Saturday, February 22, 2014

Mavis Gallant

Mavis Gallant, one of the greatest short story writers ever, died this week in Paris. Mavis thought childhood was a prison and said so in many stories. No skipping through the bluebells for tiny Mavis; she was sent to a  boarding school where she stayed for years. Mavis was the forgotten child, eventually brought up by a guardian. She longed for a visit from her father  and eventually learned he had died years before. No one had bothered to tell her.

Mavis has old Quebec skewered to the wall, the conservative noir years, the gulf between Anglophone and Francophone, the creepy silences that stifled social relations including sex, the hand of religion so dead it was rotting as it squeezed out the souls of the province's inhabitants.  I lived there and I knew it well but I cannot write it the way Mavis did.

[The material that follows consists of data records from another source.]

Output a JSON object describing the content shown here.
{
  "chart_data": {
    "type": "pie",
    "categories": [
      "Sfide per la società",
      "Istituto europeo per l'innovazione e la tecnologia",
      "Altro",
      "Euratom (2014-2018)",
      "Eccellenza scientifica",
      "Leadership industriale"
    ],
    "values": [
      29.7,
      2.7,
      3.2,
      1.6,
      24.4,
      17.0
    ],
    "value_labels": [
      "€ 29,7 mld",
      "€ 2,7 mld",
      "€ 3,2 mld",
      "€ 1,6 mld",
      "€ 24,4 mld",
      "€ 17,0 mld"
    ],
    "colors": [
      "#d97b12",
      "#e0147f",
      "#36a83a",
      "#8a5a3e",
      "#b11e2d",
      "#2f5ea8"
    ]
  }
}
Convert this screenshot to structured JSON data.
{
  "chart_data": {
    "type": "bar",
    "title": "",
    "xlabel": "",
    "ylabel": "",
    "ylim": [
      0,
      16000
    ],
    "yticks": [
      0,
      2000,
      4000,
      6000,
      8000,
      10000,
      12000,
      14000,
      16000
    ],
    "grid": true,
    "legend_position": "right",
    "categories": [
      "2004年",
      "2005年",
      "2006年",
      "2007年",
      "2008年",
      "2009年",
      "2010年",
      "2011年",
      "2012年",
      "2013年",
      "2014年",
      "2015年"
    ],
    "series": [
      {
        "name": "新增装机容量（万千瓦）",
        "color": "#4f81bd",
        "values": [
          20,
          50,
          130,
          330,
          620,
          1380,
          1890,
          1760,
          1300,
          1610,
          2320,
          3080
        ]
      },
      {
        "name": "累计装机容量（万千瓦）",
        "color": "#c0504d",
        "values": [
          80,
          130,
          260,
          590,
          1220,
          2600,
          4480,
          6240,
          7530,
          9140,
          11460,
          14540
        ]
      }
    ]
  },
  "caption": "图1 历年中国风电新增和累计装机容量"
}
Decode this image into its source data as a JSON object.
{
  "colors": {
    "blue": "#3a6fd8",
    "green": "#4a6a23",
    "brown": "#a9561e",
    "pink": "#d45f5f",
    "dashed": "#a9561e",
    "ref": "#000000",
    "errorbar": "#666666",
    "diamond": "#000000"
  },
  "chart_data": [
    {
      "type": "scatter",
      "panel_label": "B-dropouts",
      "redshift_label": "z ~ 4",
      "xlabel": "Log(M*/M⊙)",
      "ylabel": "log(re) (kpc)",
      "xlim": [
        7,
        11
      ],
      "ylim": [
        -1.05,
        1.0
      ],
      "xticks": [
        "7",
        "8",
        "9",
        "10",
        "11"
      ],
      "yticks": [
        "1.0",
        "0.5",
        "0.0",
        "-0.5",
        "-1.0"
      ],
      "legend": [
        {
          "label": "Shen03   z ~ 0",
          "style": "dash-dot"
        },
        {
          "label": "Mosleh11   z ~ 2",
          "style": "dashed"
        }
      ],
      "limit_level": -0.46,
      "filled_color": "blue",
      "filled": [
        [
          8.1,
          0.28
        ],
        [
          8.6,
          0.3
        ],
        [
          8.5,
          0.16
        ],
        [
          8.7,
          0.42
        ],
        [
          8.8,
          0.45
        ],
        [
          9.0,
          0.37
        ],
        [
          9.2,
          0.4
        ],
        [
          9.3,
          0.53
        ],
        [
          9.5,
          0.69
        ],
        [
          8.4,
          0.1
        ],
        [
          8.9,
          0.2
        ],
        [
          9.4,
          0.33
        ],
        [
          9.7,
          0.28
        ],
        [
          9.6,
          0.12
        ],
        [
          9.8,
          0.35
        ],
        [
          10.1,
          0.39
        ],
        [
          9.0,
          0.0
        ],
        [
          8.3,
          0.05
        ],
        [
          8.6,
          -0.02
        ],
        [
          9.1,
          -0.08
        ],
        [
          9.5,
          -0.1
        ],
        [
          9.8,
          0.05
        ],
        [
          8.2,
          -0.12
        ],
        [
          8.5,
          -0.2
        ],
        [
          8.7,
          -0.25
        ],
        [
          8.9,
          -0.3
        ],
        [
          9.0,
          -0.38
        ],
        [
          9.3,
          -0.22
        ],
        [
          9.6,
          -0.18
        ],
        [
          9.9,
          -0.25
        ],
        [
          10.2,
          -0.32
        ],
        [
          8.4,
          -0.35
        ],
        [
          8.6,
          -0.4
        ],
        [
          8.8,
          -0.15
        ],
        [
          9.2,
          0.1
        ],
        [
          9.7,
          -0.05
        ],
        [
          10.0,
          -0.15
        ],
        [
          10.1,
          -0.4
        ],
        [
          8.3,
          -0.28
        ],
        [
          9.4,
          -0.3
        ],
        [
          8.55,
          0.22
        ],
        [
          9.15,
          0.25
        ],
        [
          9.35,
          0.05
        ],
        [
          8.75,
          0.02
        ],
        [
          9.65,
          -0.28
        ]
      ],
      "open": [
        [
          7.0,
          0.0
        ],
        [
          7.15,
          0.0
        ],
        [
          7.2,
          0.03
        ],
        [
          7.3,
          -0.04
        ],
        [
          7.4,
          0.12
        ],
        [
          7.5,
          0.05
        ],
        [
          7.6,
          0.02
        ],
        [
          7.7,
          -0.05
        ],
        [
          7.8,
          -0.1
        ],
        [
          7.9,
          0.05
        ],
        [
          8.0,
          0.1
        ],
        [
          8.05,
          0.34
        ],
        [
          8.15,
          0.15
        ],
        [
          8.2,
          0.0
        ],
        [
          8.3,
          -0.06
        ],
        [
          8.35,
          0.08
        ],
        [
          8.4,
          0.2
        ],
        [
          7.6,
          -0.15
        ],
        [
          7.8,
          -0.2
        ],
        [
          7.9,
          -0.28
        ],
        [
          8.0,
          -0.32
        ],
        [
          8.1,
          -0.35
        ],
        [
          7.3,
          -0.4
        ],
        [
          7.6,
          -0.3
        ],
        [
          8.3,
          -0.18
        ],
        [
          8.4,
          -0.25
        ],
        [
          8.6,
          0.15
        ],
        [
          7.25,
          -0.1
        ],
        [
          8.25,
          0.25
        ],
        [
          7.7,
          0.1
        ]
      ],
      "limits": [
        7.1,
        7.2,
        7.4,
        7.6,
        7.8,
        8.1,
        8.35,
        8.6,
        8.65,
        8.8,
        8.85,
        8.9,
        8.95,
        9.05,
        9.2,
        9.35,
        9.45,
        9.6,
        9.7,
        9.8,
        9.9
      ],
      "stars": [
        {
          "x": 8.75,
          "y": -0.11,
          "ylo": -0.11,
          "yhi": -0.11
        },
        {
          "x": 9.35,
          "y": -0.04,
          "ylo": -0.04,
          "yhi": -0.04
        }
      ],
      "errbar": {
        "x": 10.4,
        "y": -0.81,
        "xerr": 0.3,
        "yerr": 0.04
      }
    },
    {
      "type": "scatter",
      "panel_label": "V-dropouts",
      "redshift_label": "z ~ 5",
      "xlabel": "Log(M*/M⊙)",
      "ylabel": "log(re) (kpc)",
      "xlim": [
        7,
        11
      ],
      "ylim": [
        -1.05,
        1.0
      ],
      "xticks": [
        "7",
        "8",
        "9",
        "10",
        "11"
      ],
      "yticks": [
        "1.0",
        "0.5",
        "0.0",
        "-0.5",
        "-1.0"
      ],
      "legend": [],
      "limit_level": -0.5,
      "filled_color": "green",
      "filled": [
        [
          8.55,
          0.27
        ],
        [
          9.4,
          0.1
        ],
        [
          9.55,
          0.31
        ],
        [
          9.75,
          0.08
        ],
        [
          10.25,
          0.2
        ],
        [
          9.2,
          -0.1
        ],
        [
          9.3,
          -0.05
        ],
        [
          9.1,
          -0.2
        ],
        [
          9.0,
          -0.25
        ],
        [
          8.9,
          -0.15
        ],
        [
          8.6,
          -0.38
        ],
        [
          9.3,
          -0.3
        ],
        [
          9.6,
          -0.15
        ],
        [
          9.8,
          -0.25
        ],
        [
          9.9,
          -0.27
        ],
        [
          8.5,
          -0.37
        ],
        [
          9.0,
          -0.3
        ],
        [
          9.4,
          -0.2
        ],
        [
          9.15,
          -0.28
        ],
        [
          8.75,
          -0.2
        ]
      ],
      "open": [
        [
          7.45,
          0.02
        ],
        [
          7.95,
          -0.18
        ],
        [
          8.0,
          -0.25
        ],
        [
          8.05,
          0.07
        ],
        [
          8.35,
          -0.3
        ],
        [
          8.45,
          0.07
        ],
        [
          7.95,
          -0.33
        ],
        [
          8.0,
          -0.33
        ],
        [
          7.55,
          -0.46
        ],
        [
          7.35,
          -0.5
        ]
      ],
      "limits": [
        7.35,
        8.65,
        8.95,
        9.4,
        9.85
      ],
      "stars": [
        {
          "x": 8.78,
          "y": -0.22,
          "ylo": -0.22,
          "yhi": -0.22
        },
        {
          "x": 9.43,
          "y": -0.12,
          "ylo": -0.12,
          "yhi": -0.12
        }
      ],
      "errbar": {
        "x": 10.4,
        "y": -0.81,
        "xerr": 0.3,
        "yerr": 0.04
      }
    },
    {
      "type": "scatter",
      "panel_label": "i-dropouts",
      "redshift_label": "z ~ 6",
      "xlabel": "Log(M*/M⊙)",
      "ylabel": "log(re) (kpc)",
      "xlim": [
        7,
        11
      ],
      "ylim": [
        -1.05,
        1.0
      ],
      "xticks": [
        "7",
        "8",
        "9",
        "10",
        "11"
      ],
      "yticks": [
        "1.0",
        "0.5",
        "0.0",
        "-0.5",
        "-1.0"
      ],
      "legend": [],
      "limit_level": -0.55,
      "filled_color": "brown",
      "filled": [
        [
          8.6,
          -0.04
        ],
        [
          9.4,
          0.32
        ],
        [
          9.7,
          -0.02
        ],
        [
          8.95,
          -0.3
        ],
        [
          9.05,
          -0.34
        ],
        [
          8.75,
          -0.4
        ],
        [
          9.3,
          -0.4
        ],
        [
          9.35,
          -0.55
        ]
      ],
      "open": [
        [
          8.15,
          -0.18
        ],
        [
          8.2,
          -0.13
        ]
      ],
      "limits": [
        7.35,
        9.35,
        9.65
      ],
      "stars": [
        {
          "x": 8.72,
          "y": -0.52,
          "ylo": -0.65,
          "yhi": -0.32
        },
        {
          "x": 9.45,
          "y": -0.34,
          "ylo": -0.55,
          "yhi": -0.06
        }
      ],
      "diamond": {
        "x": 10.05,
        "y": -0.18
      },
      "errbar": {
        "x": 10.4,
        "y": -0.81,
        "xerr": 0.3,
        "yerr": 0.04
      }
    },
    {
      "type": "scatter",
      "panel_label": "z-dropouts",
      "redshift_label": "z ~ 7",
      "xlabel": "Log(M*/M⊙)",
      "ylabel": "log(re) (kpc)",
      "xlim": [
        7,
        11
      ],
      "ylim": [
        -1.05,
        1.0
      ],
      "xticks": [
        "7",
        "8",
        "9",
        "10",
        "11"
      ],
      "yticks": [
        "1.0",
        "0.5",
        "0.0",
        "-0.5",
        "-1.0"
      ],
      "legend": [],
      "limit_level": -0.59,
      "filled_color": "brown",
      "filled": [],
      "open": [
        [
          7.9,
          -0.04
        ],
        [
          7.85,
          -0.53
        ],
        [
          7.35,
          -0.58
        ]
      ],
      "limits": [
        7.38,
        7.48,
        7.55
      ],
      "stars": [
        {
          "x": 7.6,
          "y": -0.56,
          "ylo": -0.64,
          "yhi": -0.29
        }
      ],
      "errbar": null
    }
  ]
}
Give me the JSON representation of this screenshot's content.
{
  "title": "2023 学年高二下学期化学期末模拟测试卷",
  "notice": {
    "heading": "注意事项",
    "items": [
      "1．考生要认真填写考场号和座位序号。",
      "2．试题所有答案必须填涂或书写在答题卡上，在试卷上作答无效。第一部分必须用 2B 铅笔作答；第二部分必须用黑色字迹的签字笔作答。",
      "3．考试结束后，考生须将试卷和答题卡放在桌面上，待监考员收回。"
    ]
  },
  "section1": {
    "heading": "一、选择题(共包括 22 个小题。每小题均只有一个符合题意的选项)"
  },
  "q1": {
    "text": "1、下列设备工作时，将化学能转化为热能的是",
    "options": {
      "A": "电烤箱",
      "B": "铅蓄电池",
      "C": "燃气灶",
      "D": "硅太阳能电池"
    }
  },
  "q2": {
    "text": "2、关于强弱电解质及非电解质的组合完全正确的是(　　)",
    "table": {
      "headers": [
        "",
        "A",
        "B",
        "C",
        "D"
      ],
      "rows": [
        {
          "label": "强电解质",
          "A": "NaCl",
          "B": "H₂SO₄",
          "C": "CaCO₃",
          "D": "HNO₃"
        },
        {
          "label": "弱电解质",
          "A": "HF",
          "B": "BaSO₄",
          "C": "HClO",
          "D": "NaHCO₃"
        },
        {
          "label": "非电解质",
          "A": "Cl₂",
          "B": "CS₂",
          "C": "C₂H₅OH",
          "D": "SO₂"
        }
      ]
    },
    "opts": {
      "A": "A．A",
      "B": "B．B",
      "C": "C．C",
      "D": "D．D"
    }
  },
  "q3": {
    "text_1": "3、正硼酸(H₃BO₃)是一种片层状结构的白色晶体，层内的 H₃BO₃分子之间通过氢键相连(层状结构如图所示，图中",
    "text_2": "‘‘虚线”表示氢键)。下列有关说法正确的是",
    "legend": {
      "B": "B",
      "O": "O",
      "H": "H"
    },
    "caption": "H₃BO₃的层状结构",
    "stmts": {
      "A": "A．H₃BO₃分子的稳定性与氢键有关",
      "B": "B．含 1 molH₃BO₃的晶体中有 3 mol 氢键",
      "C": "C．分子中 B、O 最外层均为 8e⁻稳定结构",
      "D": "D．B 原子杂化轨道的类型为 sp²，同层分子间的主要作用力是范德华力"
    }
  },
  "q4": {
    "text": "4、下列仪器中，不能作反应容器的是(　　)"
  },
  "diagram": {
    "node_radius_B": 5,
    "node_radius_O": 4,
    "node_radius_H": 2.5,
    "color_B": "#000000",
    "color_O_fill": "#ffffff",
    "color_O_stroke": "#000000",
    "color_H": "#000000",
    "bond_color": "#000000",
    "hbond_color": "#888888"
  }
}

Mavis moved to Paris and stayed there. “She has quite deliberately chosen to have neither husband nor children, those two great deterrents to any woman’s attempt to live by and for writing,” the novelist and poet Janice Kulyk Keefer wrote in a critical study, “Reading Mavis Gallant” (1989).

Mavis wrote in English and all her stories, including those set in France and Quebec, give us indelible characters. Every character,” Ms. Gallant wrote, “comes into being with a name (which I may change), an age, a nationality, a profession, a particular voice and accent, a family background, a personal history, a destination, qualities, secrets, an attitude toward love, ambition, money, religion, and a private center of gravity.”

I love the phrase "private centre of gravity." 

Twenty years ago, Mavis also told Toronto Star journalist, Joe Fiorito,  that when she was working on a short story, she would sometimes show it to her butcher and ask him to mark those places on the page where he got bored. 

Fiorito writes, "It made me draw a breath — if she was without ego in the service of her work, then anyone who is writing to be read would be wise to follow her lead."

No one could ever write like her. You end up asking yourself questions at the end of each story because Mavis, with her gimlet eye, has taken you into a life and shown you all its contradictions, not only the internal ones but the contradictions imposed by history, nationality, politics and love.